9. Personal property of the estate was sold, and debts *624collected, and Confederate money taken in payment. This court has held in a series of decisions, commencing with Watson v. Stone, (40 Ala. 451,) that under the act of 9th November, 1861, (p. 53,) the administrator stands justified in taking Confederate money. We abide by that decision. The administration in this case commenced after the passage of the act. The administrator was properly exempted from the payment of $19,049 34 in Confederate money on hand.

10. It was right to allow the administrator the reasonable counsel fees paid out for services in resisting an attempt to impose incorrect charges upon him, The administrator should be allowed reasonable fees paid counsel for aid to him officially, except in the maintenance of incorrect positions taken by him in contests with the distributees.—Smith v. Kennard, 38 Ala. 695 ; Pickens v. Pickens, 35 Ala. 442.

11. We do not think the administrator has been guilty of such willful default, or gross negligence, resulting in loss to the estate, as will deprive him of his commissions.

12. Upon another trial, the probate court should charge the administrator, in every case, in which the estate has been injured, or a debt has been lost, by his failure to sue upon the same within a reasonable time.—Bondurant v. Thompson, 15 Ala. 202; Dean v. Rathbone, 15 Ala. 328.

13. It seems from the evidence that the intestate had stock in the Livingston Insurance Company. A partnership, of which the intestate was a member, also had stock in the same company. Parker, the administrator, and a partnership of which he was a member, had stock in the same company.

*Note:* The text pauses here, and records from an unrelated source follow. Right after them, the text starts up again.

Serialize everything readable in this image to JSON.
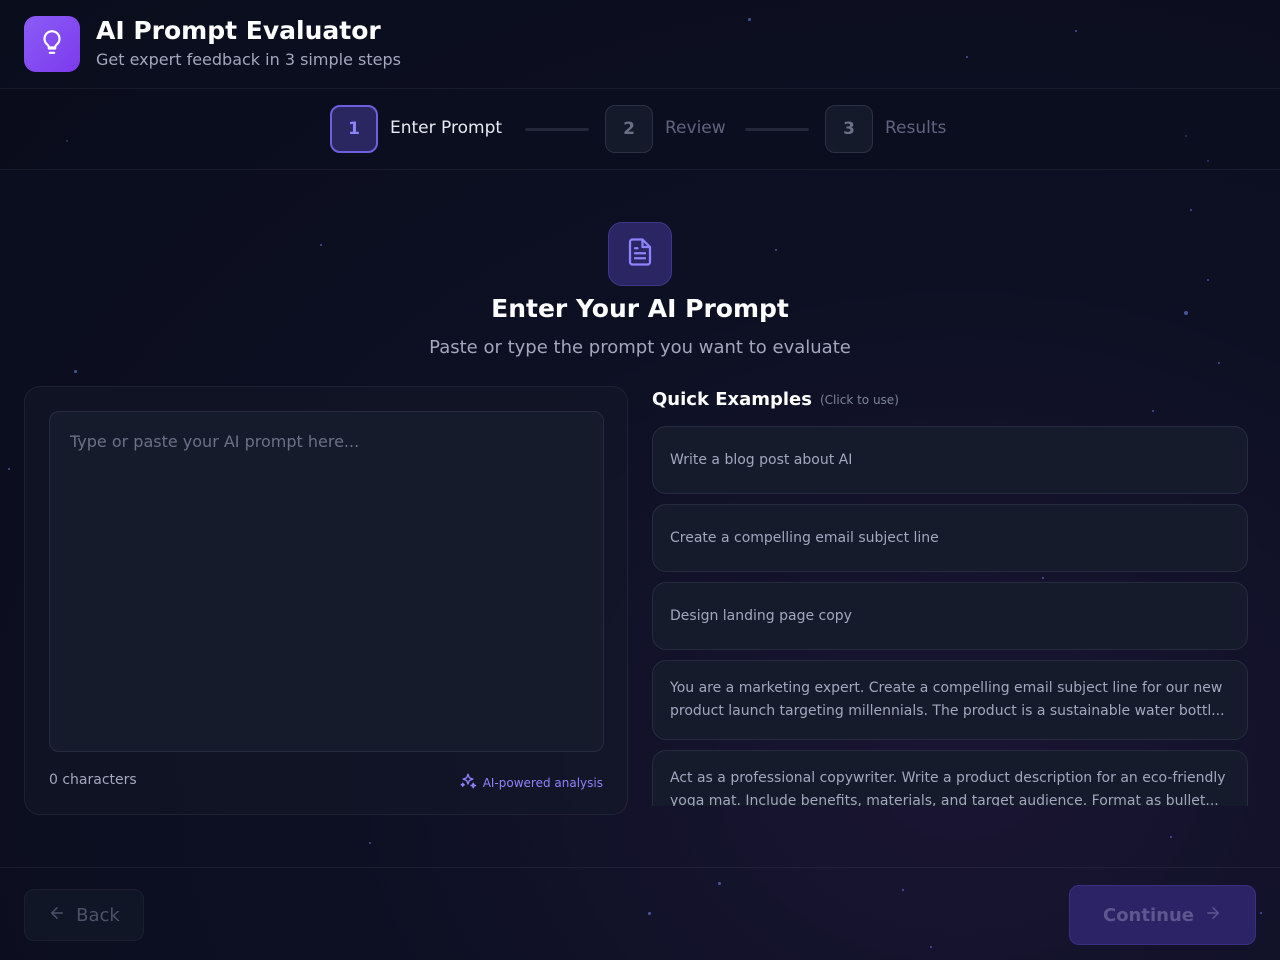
{
  "header": {
    "title": "AI Prompt Evaluator",
    "subtitle": "Get expert feedback in 3 simple steps",
    "logo_icon": "lightbulb-icon"
  },
  "stepper": {
    "steps": [
      {
        "number": "1",
        "label": "Enter Prompt",
        "state": "active"
      },
      {
        "number": "2",
        "label": "Review",
        "state": "inactive"
      },
      {
        "number": "3",
        "label": "Results",
        "state": "inactive"
      }
    ]
  },
  "main": {
    "icon": "document-icon",
    "title": "Enter Your AI Prompt",
    "subtitle": "Paste or type the prompt you want to evaluate"
  },
  "editor": {
    "value": "",
    "placeholder": "Type or paste your AI prompt here...",
    "char_count": "0 characters",
    "ai_badge": "AI-powered analysis",
    "ai_badge_icon": "sparkles-icon"
  },
  "examples": {
    "title": "Quick Examples",
    "hint": "(Click to use)",
    "items": [
      {
        "text": "Write a blog post about AI"
      },
      {
        "text": "Create a compelling email subject line"
      },
      {
        "text": "Design landing page copy"
      },
      {
        "text": "You are a marketing expert. Create a compelling email subject line for our new product launch targeting millennials. The product is a sustainable water bottl..."
      },
      {
        "text": "Act as a professional copywriter. Write a product description for an eco-friendly yoga mat. Include benefits, materials, and target audience. Format as bullet..."
      }
    ]
  },
  "footer": {
    "back_label": "Back",
    "continue_label": "Continue"
  },
  "colors": {
    "accent": "#8b5cf6",
    "active_step": "#6d5fe0",
    "background": "#0d1023"
  }
}
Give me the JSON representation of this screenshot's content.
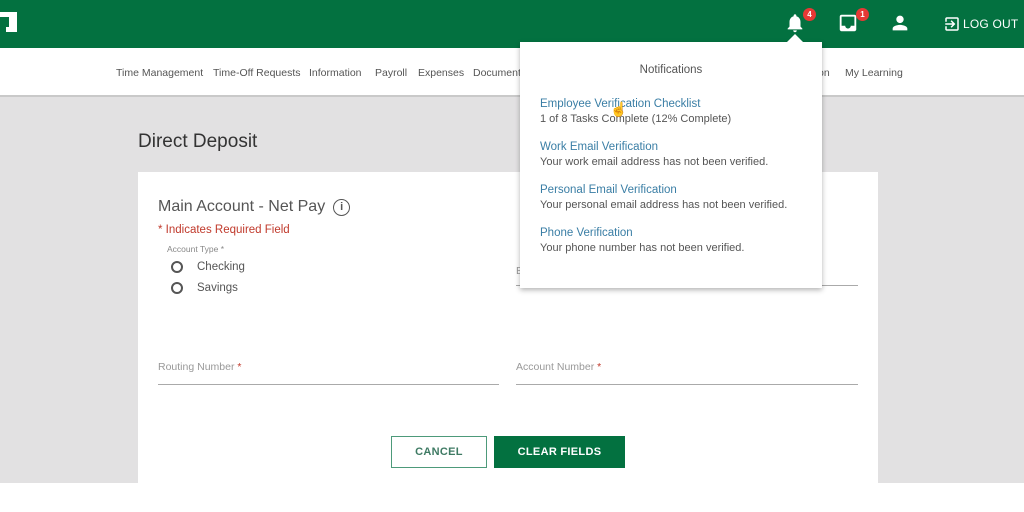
{
  "topbar": {
    "notifications_count": "4",
    "inbox_count": "1",
    "logout_label": "LOG OUT"
  },
  "nav": {
    "items": [
      "Time Management",
      "Time-Off Requests",
      "Information",
      "Payroll",
      "Expenses",
      "Document",
      "on",
      "My Learning"
    ]
  },
  "page": {
    "title": "Direct Deposit",
    "section_title": "Main Account - Net Pay",
    "required_note": "* Indicates Required Field",
    "account_type_label": "Account Type *",
    "account_type_options": [
      "Checking",
      "Savings"
    ],
    "partial_field_label": "E",
    "routing_label": "Routing Number",
    "account_label": "Account Number",
    "required_star": "*",
    "cancel_label": "CANCEL",
    "clear_label": "CLEAR FIELDS"
  },
  "notifications": {
    "title": "Notifications",
    "items": [
      {
        "title": "Employee Verification Checklist",
        "desc": "1 of 8 Tasks Complete (12% Complete)"
      },
      {
        "title": "Work Email Verification",
        "desc": "Your work email address has not been verified."
      },
      {
        "title": "Personal Email Verification",
        "desc": "Your personal email address has not been verified."
      },
      {
        "title": "Phone Verification",
        "desc": "Your phone number has not been verified."
      }
    ]
  },
  "colors": {
    "brand_green": "#037140",
    "link_blue": "#3a7ea5",
    "required_red": "#c0392b",
    "badge_red": "#e53935"
  }
}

A resolution was adopted for the dissolution of the company, and a distribution of the assets among the stockholders. Two bills of exchange were delivered to the administrator, by the secretary of the company. If it appeared that these bills of exchange were delivered to him in satisfaction of the intestate’s interest in the assets, the administrator should have been charged with the same. But such does not appear to have been the case, but the *625contrary is inferable from the evidence. If there has been any loss to the estate, in consequence of the negligence of the administrator in prosecuting the claim of his intestate to a share of the assets, he should be charged with the amount of such loss. We do not perceive from the record that any loss has supervened from his negligence, and we do not now see any ground justifying a charge against him in reference to this matter.

14. The probate court erred in allowing voucher No. 54 as a credit. The intestate had a note upon one Kornegay, given for land. The debtor handed four hundred dollars to one Alexander, who was a clerk in the intestate’s store. The clerk had no authority to receive the money. The reception of the money was entirely outside of the scope of his agency. It does not appear that the money was ever received by the payee. No credit was entered upon the note. The administrator collected the entire note, and afterwards returned the four hundred dollars, with interest. Upon the proof in the record, which we are informed is all which was adduced, the administrator erred in the payment, and the credit should have been denied him.

There was no error in allowing voucher No. 21, being a credit of $20 paid D. L. Saunders.

Reversed and remanded.






Dissenting Opinion

BYRD, J.

I dissent from so much of this opinion as relates to Confederate treasury-notes, and refer to my opinion in the case of Scheible v. Bacho, at this term, for my views on this subject.